The ADLS was mounted via python:
configs = {
"fs.azure.account.auth.type": "CustomAccessToken",
"fs.azure.account.custom.token.provider.class": spark.conf.get("spark.databricks.passthrough.adls.gen2.tokenProviderClassName")
}
dbutils.fs.mount(
source = "abfss://[email protected]/",
mount_point = "/mnt/taxi",
extra_configs = configs)
Using {sparkR} from a databricks notebook returns results.
taxiall <- read.df("/mnt/taxi/yellow",source="parquet")
collect(mean(rollup(taxiall, "vendorID", "puLocationId"), "totalAmount"))
Using {sparklyr} gets a problem with the token.
library(sparklyr)
library(dplyr)
sc <- spark_connect(method = "databricks")

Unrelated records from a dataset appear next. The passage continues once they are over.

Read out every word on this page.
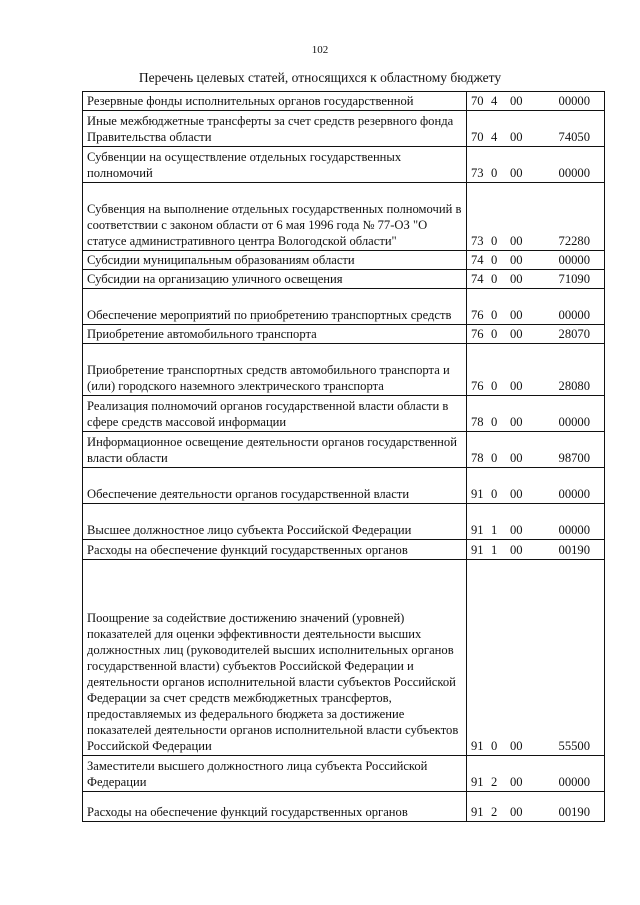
102
Перечень целевых статей, относящихся к областному бюджету
Резервные фонды исполнительных органов государственной	70 4 00 00000
Иные межбюджетные трансферты за счет средств резервного фонда Правительства области	70 4 00 74050
Субвенции на осуществление отдельных государственных полномочий	73 0 00 00000
Субвенция на выполнение отдельных государственных полномочий в соответствии с законом области от 6 мая 1996 года № 77-ОЗ "О статусе административного центра Вологодской области"	73 0 00 72280
Субсидии муниципальным образованиям области	74 0 00 00000
Субсидии на организацию уличного освещения	74 0 00 71090
Обеспечение мероприятий по приобретению транспортных средств	76 0 00 00000
Приобретение автомобильного транспорта	76 0 00 28070
Приобретение транспортных средств автомобильного транспорта и (или) городского наземного электрического транспорта	76 0 00 28080
Реализация полномочий органов государственной власти области в сфере средств массовой информации	78 0 00 00000
Информационное освещение деятельности органов государственной власти области	78 0 00 98700
Обеспечение деятельности органов государственной власти	91 0 00 00000
Высшее должностное лицо субъекта Российской Федерации	91 1 00 00000
Расходы на обеспечение функций государственных органов	91 1 00 00190
Поощрение за содействие достижению значений (уровней) показателей для оценки эффективности деятельности высших должностных лиц (руководителей высших исполнительных органов государственной власти) субъектов Российской Федерации и деятельности органов исполнительной власти субъектов Российской Федерации за счет средств межбюджетных трансфертов, предоставляемых из федерального бюджета за достижение показателей деятельности органов исполнительной власти субъектов Российской Федерации	91 0 00 55500
Заместители высшего должностного лица субъекта Российской Федерации	91 2 00 00000
Расходы на обеспечение функций государственных органов	91 2 00 00190
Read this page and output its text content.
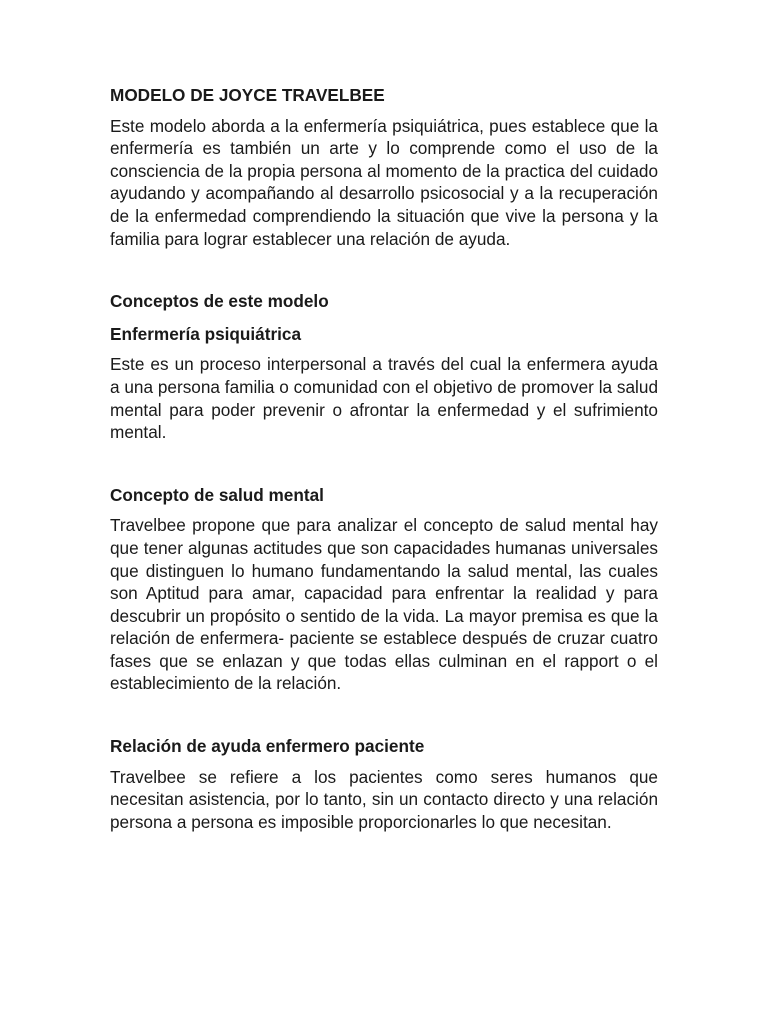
MODELO DE JOYCE TRAVELBEE

Este modelo aborda a la enfermería psiquiátrica, pues establece que la enfermería es también un arte y lo comprende como el uso de la consciencia de la propia persona al momento de la practica del cuidado ayudando y acompañando al desarrollo psicosocial y a la recuperación de la enfermedad comprendiendo la situación que vive la persona y la familia para lograr establecer una relación de ayuda.

Conceptos de este modelo

Enfermería psiquiátrica

Este es un proceso interpersonal a través del cual la enfermera ayuda a una persona familia o comunidad con el objetivo de promover la salud mental para poder prevenir o afrontar la enfermedad y el sufrimiento mental.

Concepto de salud mental

Travelbee propone que para analizar el concepto de salud mental hay que tener algunas actitudes que son capacidades humanas universales que distinguen lo humano fundamentando la salud mental, las cuales son Aptitud para amar, capacidad para enfrentar la realidad y para descubrir un propósito o sentido de la vida. La mayor premisa es que la relación de enfermera- paciente se establece después de cruzar cuatro fases que se enlazan y que todas ellas culminan en el rapport o el establecimiento de la relación.

Relación de ayuda enfermero paciente

Travelbee se refiere a los pacientes como seres humanos que necesitan asistencia, por lo tanto, sin un contacto directo y una relación persona a persona es imposible proporcionarles lo que necesitan.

yellowtaxi <- spark_read_parquet(path="/mnt/taxi/yellow",sc=sc)
yellow_taxi %>%
group_by(vendorID, puLocationId) %>%
summarise(avgFare= mean(totalAmount), n= n()) ->
fares
collect(fares)
Error : com.databricks.backend.daemon.data.client.adl.AzureCredentialNotFoundException: Could not find ADLS Gen2 Token
Is something else extra needed to ensure sparklyr works with the credential passthrough?